Served as the only physical manifestation of God on Earth. Built to carry 10 commandments. Mysterious deaths linked to touching it. When Solomon’s temple was destroyed the Ark of the Covenant disappeared.
One of the oldest symbols of Jewish faith. Seven-branched candelabrum. Symbol of the Nation of Israel, and our mission “to be a light unto the nations.” Isaiah 42:6. Traditionally used for Hannakuh, and in the temples.
Scriptures used in services are written on parchment scrolls, handwritten in attractive Hebrew calligraphy. Scrolls are kept covered with fabric and often ornamented with silver crowns on the handles of the scrolls and a silver breastplate in front.
Can’t touch the parchment possibly because they are so holy, or because it can damage it over time, and others believe it is because the parchment is made from animal skin. Instead you follow the text with a pointer called a Yad, which means hand in Hebrew. Shaped like a hand with a pointed finger. Made of silver or olive wood and may be painted.
The word Kosher comes from the Hebrew word Kashrut meaning fit, proper or correct. Kosher is often used to describe food or ritual objects that are made in accordance with Jewish law. Food that is NOT kosher is commonly referred to as treif
Although the details of kashrut are extensive, the laws all come from a few fairly simple rules.
1. Certain animals may not be eaten at all. This includes the flesh, eggs and milk of these animals. (Pig, Camel, Rock Badger, Hare) (Kosher animals must have cloven hooves and chew its cud.) 2. Of the animals that can be eaten, the birds and mammals must be killed in accordance with Jewish law. (Can’t eat animals that die of natural causes or that were killed by animals.

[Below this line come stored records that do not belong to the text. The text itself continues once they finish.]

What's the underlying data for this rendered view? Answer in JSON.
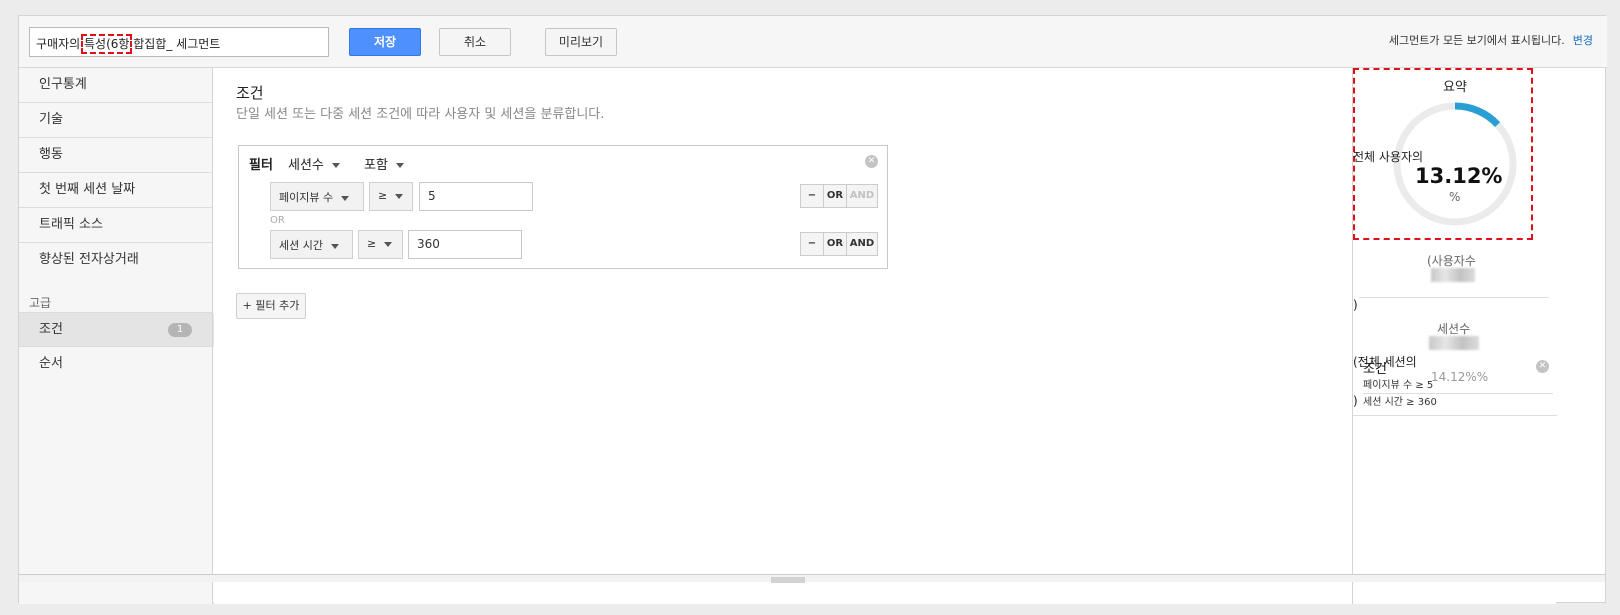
{
  "toolbar": {
    "segment_name_pre": "구매자의 ",
    "segment_name_hl": "특성(6항",
    "segment_name_post": " 합집합_ 세그먼트",
    "save_label": "저장",
    "cancel_label": "취소",
    "preview_label": "미리보기",
    "notice": "세그먼트가 모든 보기에서 표시됩니다.",
    "change_link": "변경"
  },
  "sidebar": {
    "items": [
      {
        "label": "인구통계"
      },
      {
        "label": "기술"
      },
      {
        "label": "행동"
      },
      {
        "label": "첫 번째 세션 날짜"
      },
      {
        "label": "트래픽 소스"
      },
      {
        "label": "향상된 전자상거래"
      }
    ],
    "advanced_label": "고급",
    "advanced_items": [
      {
        "label": "조건",
        "badge": "1",
        "active": true
      },
      {
        "label": "순서"
      }
    ]
  },
  "main": {
    "title": "조건",
    "description": "단일 세션 또는 다중 세션 조건에 따라 사용자 및 세션을 분류합니다.",
    "filter": {
      "label": "필터",
      "scope": "세션수",
      "mode": "포함",
      "rows": [
        {
          "dimension": "페이지뷰 수",
          "operator": "≥",
          "value": "5",
          "ops": [
            "−",
            "OR",
            "AND"
          ]
        },
        {
          "dimension": "세션 시간",
          "operator": "≥",
          "value": "360",
          "ops": [
            "−",
            "OR",
            "AND"
          ]
        }
      ],
      "or_label": "OR"
    },
    "add_filter_label": "+ 필터 추가"
  },
  "summary": {
    "title": "요약",
    "percent_prefix": "전체 사용자의",
    "percent_value": "13.12%",
    "percent_unit": "%",
    "donut_fraction": 0.1312,
    "donut_color": "#2a9fd6",
    "users_label": "(사용자수",
    "paren_close_1": ")",
    "sessions_label": "세션수",
    "sessions_prefix": "(전체 세션의",
    "sessions_percent": "14.12%%",
    "paren_close_2": ")",
    "conditions_title": "조건",
    "conditions": [
      "페이지뷰 수 ≥ 5",
      "세션 시간 ≥ 360"
    ]
  }
}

Also the animals must be free of disease and have no flaws in their organs at the time of death.) 3. All blood must be drained from meat and poultry, or be broiled out of it before it’s eaten. 4. Certain parts of permitted animals may not be eaten. (The sciatic nerve and its adjoining blood vessels. A certain kind of fat known as chelev, this is the fat surrounding your organs) 5. Fruits and vegetables are permitted, but must be inspected for bugs, because bugs are not kosher. 6. Meat cannot be eaten with dairy. (Fish, eggs, fruits, vegetables, and grains can be eaten with either meat or dairy.) 7. Utensils, including pots, pans, and other cooking surfaces that have come in contact with meat may not be used with dairy, and vice versa. Utensils that have come in contact with non-kosher foods may not be used with kosher food. This applies only where the contact occurred while the food was hot. 8. Grape products made by non Jews may not be eaten. 9. There are a few other rules that are not universal.

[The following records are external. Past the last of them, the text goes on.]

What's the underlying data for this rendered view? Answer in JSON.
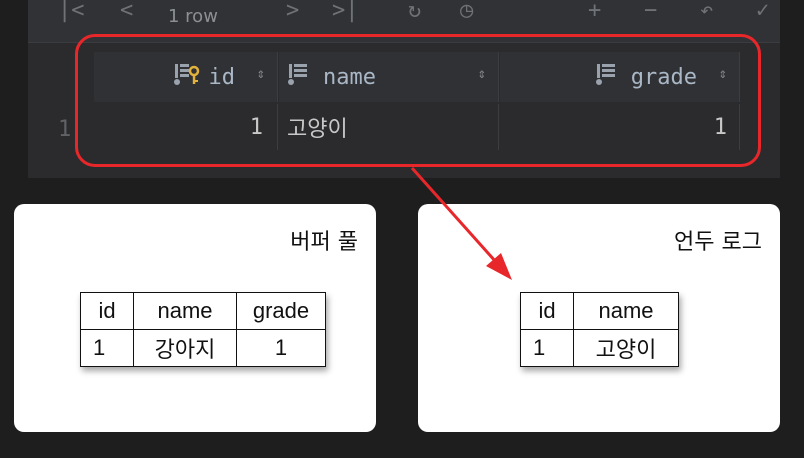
{
  "ide": {
    "toolbar": {
      "row_selector": "1 row"
    },
    "columns": [
      {
        "name": "id",
        "icon": "primary-key-column-icon"
      },
      {
        "name": "name",
        "icon": "column-icon"
      },
      {
        "name": "grade",
        "icon": "column-icon"
      }
    ],
    "row": {
      "number": "1",
      "id": "1",
      "name": "고양이",
      "grade": "1"
    }
  },
  "buffer_pool": {
    "title": "버퍼 풀",
    "headers": [
      "id",
      "name",
      "grade"
    ],
    "row": [
      "1",
      "강아지",
      "1"
    ]
  },
  "undo_log": {
    "title": "언두 로그",
    "headers": [
      "id",
      "name"
    ],
    "row": [
      "1",
      "고양이"
    ]
  },
  "colors": {
    "highlight": "#e8272a",
    "background": "#1e1e1f",
    "card": "#ffffff"
  }
}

When a boy is eight days old, he is circumcised by the rabbi. This is a symbol of belonging to the pact between God and Abraham.

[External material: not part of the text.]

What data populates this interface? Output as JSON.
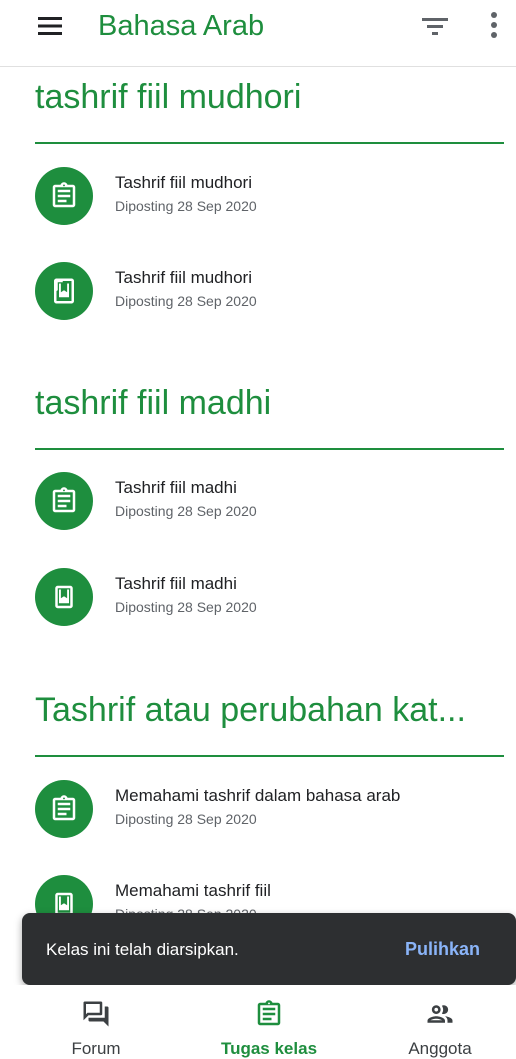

Bat=girl-12 Bar=boy-13 Bat Mitzvah’s are not celebrated by Orthodox Jews. Marks the entering of the child into adult observance of Jewish religious activities. Important social happenings that bring the family together. Gifts are presented. This ceremony does not age more the 500 years. Takes place on the Sabbath following the boy’s 13 birthday and includes participating in the hymns in the synagogue as well as having to recite a text from the Torah or from the prophets. Bat Mitzvah, which is Hebrew for “Daughter of the Commandments,” resembles the one for boys but the ceremonies actual content changes from synagogue to synagogue. Popularity grew strong the 20 th century.
Weddings are always celebrated in conjunction with the Jewish community and synagogue, but the actual marriage is not very religious in terms of regulations.
When a Jew dies he or she is buried as soon as possible, but they cannot bury them on the Sabbath. Then the family starts a seven day mourning period called Shiva. During this period they recite the prayer Kaddish. People will come to the synagogue to say prayers for the dead.